Circles are good for slow dramatic music, when the leader with likely pause more often. Try to make the circles flow with the melody of the music. If the leader adds short pauses while dancing to more rhythmic music make the circles sharper and to the beat of the music.
Make the circles medium sized; the upper leg remains fairly still, the circle happens from the knee down.
Make the circles large; this time the whole leg moves all the way from the hip socket. The leg is straight as it reaches out to the side, and then knee flexes as it passes underneath you past the standing leg.
Make the circles tiny; again these circles happen just from the knee down.
Combine circles of different sizes; make one large and then two tiny, etc.
Emphasis and Tempo:
Experiment with how you accent the movement, trying to put the emphasis on a strong beat or something you hear in the music.
As you draw on the floor, make your foot travel along the floor at the same speed all the way though the circle.
-Now start the circle with a burst of energy and then slow it down to finish.
Start the circle slowly and then finish with energy and emphasis.
-Usually the small circles look good fast and the large circles are better slow.
Combine circles of different sizes and speeds.
Using the whole straight leg from the hip socket make just a half circle arc, one way and then sweeping back the other.
-Flex your foot and draw the circles or arcs with the heel of your shoe. -Make other shapes besides circles; make a figure 8, or write your name in cursive.
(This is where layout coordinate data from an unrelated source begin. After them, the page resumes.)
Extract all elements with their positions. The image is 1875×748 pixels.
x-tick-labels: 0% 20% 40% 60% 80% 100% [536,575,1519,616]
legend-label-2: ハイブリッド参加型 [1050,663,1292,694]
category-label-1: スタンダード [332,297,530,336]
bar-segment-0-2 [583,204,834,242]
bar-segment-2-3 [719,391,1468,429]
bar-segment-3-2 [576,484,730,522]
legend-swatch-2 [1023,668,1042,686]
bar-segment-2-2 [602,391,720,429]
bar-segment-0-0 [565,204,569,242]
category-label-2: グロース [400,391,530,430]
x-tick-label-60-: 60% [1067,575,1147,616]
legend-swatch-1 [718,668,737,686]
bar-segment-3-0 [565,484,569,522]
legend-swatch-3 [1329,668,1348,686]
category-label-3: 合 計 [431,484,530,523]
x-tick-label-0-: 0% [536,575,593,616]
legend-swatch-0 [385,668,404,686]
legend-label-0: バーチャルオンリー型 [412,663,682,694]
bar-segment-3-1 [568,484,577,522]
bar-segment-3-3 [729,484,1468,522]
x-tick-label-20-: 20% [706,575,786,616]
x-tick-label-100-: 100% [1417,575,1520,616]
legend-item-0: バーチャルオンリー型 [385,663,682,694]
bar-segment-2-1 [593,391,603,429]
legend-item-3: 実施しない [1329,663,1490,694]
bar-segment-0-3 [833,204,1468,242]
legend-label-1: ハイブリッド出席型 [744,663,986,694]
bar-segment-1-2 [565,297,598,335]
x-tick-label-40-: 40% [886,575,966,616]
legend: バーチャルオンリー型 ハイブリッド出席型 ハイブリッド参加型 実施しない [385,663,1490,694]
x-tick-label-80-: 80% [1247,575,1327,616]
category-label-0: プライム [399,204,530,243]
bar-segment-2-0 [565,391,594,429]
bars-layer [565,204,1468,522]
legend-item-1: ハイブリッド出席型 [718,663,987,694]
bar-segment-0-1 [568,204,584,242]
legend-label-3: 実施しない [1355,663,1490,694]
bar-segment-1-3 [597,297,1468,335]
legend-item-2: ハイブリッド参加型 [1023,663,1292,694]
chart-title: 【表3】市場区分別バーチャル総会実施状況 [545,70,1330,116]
Write the leaders name if he pleases you...
Exercises for Home
Practice walking backwards - take one step back, pause and hold your balance, circle the free leg. Take another step, pause and circle the other leg. Repeat.
Exercises for the Bus Stop or Grocery Line
Stand on one leg and make circles with the other repeatedly. Try all the above variations. Practice until the circles always come out perfectly circular (instead of triangular or rectangular!) with either foot in both directions, especially when done really small and fast. See how fast you can make the circles.
Stand on one leg and cross the thigh of the free leg in front of the standing leg. Make small fast circles from the knee down with the toe of the free foot on the other side of the standing leg. (This can be done before stepping though during a parada or forward ocho.)